We all know him as Stephen Lawrence and his name has rightly endured over all this time. His death shocked the nation, first because of the unprovoked and racially motivated nature of the crime and later because of the way in which the criminal justice system failed Stephen and his family.
The facts of the case were clear: Stephen was waiting for a bus with a friend when he was attacked, stabbed repeatedly and left to die on the pavement. However, the investigation into the case was deeply flawed. It took over 18 years of campaigning by Stephen's family and supporters before two of the suspects were finally convicted of his murder in 2012. They are still serving their prison sentences but will soon be eligible to apply for parole. The other three suspects have never been brought to justice.
As a young prosecutor in London at that time I felt that this was sadly not just another senseless homicide being reported of a promising young man killed for no reason other than it seemed the colour of his skin. It had a huge impact on many of us in CPS London and it was one case we watched closely and talked about the most. The days and weeks that followed were quite unprecedented in terms of how the investigation was unfolding in public and then that sadly turned into months, then years, of the Lawrence family fighting for justice.
A turning point
Stephen’s murder marked a significant moment in the UK’s journey towards promoting racial equality. The inquiry, which followed in 1999, exposed institutional racism within the police and forced the nation to confront the issue of race in a way that it had never done before - exposing deep-rooted problems of racism and discrimination that had long been ignored or denied.
The inquiry made recommendations to improve race relations and prompted a fundamental rethinking of how the police and other public bodies engage with ethnic minority communities. This included a recommendation for the CPS to improve the way that we engage with victims and their families.
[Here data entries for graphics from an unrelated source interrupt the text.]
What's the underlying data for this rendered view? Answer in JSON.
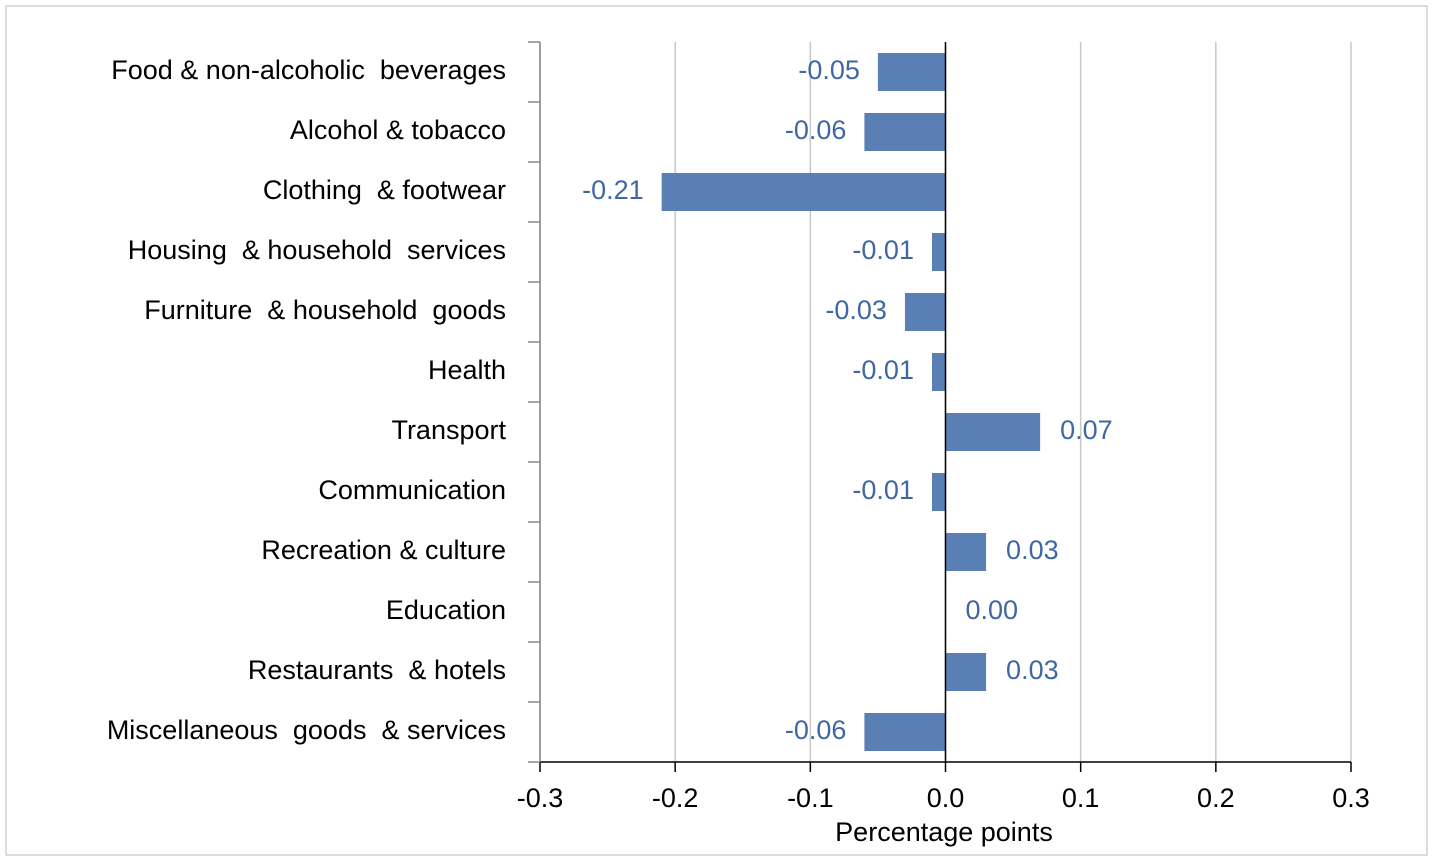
{
  "chart_data": {
    "type": "bar",
    "orientation": "horizontal",
    "x_label": "Percentage points",
    "categories": [
      "Food & non-alcoholic  beverages",
      "Alcohol & tobacco",
      "Clothing  & footwear",
      "Housing  & household  services",
      "Furniture  & household  goods",
      "Health",
      "Transport",
      "Communication",
      "Recreation & culture",
      "Education",
      "Restaurants  & hotels",
      "Miscellaneous  goods  & services"
    ],
    "values": [
      -0.05,
      -0.06,
      -0.21,
      -0.01,
      -0.03,
      -0.01,
      0.07,
      -0.01,
      0.03,
      0,
      0.03,
      -0.06
    ],
    "value_labels": [
      "-0.05",
      "-0.06",
      "-0.21",
      "-0.01",
      "-0.03",
      "-0.01",
      "0.07",
      "-0.01",
      "0.03",
      "0.00",
      "0.03",
      "-0.06"
    ],
    "color": "#5a7fb5",
    "label_color": "#3f68a3",
    "xlim": [
      -0.3,
      0.3
    ],
    "xticks": [
      -0.3,
      -0.2,
      -0.1,
      {
        "value": 0,
        "label": "0.0"
      },
      0.1,
      0.2,
      0.3
    ],
    "grid": true
  }
}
Although the report did not find fault with the decisions that prosecutors made in Stephen’s case, it did find that we could have provided better support to his family at key decision points.
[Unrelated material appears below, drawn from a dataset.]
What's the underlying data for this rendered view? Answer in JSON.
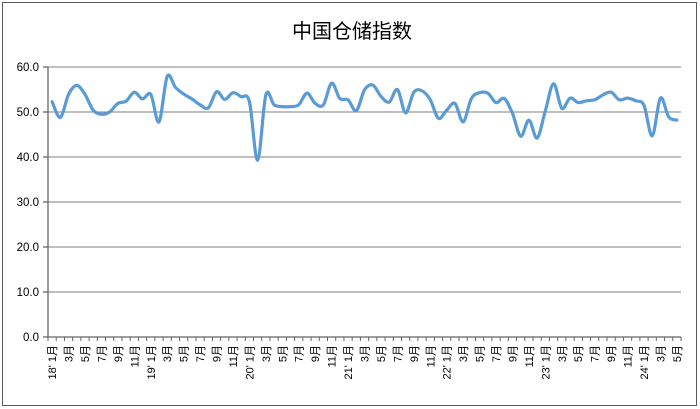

Stephen's case also led to significant changes in legislation and policy aimed at promoting equality and diversity. This included the introduction of targets for the recruitment, retention and promotion of black and Asian police officers. The Independent Police Complaints Commission was created, with the power to appoint its own investigators. Meanwhile the abolition of the "double jeopardy rule" led to the conviction of two of Stephen’s murderers.
While Stephen’s case marked a turning point, the criminal justice system still had more issues to confront. In 2001 the Denman report, set up following reports of racism from our ethnic minority staff, found that the CPS too was institutionally racist. The CPS accepted all 10 of the report’s recommendations and colleagues across the service, with the support of the NBCPA, worked diligently to implement them and to transform the experience of Black and minority ethnic colleagues in our service.
While today the CPS is recognised as one of the most diverse departments in the civil service, racism casts a long shadow and anniversaries such as Stephen’s are often a stark reminder of how much more there is still to do.
What comes next?
It is particularly poignant this year as not only do we mark 30 years since Stephen’s murder but the anniversary comes in the wake of the Casey report which found fresh evidence of institutional racism in the MET police.
It can be incredibly hard in that context to feel confident that things really are getting better.
But there is hope. Stephen Lawrence Day was established in 2018 to remember Stephen and reflect on his life and legacy. It’s a moment for us to come together as colleagues, communities and as a society to place renewed emphasis on what must come next.
We must not be complacent. At the CPS we are committed to bringing about positive change through our 2025 strategy with its focus on inclusion and public confidence. We have recently launched a new diversity champions programme which I am proud to support and I look forward to working with colleagues across the service to identify issues and take action where it is needed.
We also continue to challenge ourselves through established mechanisms such as our scrutiny panels, benchmarking exercises, and more recently commissioning independent research into disproportionality, the first part of which was published in February. Although it is challenging, I am very proud of the work we are doing to understand why disproportionality exists in the outcomes of our charging decisions so we can tackle it effectively. It is vital that as a service we continue to hold ourselves rigorously to account – for ourselves, for each other and for the communities we support.
So this weekend, I’d ask that you take a moment to remember Stephen, to reflect on the things that have changed since his murder, and the things that haven’t, and consider what you can do to support what comes next, and more importantly to never forget such a significant case.